When the batter-covered iron is returned to the hot oil, the water in the batter turn to steam, expanding the cookie outward just enough to push it off of the iron (or, depending on the shape of the mold, to allow it to slide off with a little nudging). The process is expertly demonstrated by Youtube’s NinjaSquid in this video:
As difficult as it is to speculate on the international origins of circus waffles, it’s just as difficult to look for domestic sources. Recipes for rosettes (sometimes under the name “French waffles”) in 19th century American cookbooks call for baking them–a kludge to avoid investing in infrequently used rosette irons, perhaps, but one that would substantially change the result.
As you can see above, advertisements for rosette irons show up in the early 1900s, and the name “circus waffles” starts to appear (rarely) in the 1960s; this card probably showed up in the 1970s.

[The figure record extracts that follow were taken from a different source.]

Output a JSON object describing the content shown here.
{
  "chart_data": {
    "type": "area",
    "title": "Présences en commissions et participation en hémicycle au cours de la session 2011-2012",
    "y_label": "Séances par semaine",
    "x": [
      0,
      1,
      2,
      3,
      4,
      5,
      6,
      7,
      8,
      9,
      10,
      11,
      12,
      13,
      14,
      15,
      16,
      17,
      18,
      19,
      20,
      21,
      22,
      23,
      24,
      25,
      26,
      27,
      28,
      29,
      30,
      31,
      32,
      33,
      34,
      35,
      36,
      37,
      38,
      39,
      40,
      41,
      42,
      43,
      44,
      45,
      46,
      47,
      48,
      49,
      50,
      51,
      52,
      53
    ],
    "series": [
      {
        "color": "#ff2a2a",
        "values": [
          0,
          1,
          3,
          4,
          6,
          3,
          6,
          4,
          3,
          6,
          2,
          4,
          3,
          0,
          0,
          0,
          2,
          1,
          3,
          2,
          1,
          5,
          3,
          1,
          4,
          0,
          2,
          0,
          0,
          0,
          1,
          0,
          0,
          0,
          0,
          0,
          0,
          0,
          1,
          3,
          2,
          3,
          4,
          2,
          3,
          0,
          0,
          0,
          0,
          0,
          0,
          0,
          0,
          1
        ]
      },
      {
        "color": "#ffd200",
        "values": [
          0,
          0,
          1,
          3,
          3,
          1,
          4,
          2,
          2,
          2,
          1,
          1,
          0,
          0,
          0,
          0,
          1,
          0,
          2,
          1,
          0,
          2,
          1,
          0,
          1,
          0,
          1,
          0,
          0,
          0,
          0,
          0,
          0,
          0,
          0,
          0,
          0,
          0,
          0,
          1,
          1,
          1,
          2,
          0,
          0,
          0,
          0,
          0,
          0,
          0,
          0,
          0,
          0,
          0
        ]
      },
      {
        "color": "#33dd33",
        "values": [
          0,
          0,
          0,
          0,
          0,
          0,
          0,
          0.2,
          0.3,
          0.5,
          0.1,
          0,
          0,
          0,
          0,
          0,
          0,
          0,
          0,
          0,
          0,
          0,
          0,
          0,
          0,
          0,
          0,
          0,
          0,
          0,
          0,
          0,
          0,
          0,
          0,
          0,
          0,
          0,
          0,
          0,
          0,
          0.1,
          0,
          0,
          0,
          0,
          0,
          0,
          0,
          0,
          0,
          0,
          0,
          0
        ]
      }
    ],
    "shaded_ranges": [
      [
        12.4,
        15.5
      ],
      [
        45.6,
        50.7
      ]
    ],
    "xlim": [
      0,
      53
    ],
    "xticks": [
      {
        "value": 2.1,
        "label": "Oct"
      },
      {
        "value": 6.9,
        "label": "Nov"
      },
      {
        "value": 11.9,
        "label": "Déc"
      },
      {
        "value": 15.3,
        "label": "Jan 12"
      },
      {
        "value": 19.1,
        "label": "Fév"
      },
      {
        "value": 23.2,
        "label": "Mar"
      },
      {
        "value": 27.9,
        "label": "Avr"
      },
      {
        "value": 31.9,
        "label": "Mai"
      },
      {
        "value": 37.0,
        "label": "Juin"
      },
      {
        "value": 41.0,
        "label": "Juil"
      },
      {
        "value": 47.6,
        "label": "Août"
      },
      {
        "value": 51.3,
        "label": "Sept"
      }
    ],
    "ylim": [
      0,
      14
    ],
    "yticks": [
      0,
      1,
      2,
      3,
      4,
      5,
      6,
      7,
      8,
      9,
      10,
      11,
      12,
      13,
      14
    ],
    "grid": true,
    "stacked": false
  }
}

Which is precisely what makes them perfect food for carnivals — something that’s you don’t want to, or shouldn’t, eat very frequently. In Scandinavian countries, rosettes are holiday treats, but I don’t think we need to resort to cutting down our fried pastry intake to once a year.
From a box sold in Adams, Minnesota, with ephemera from Ohio.
1/2 c. water
1/2 tsp. salt
1 tsp. oil
1/2 c. evaporated milk
1 unbeaten egg
1 tsp. sugar
Stir in 1 c. flour. Beat at medium speed with mixer until smooth.
Preheat mold in pan of hot oil (2″ deep). Dip mold in batter and fry until crisp.
Shake off and sprinkle with powdered sugar.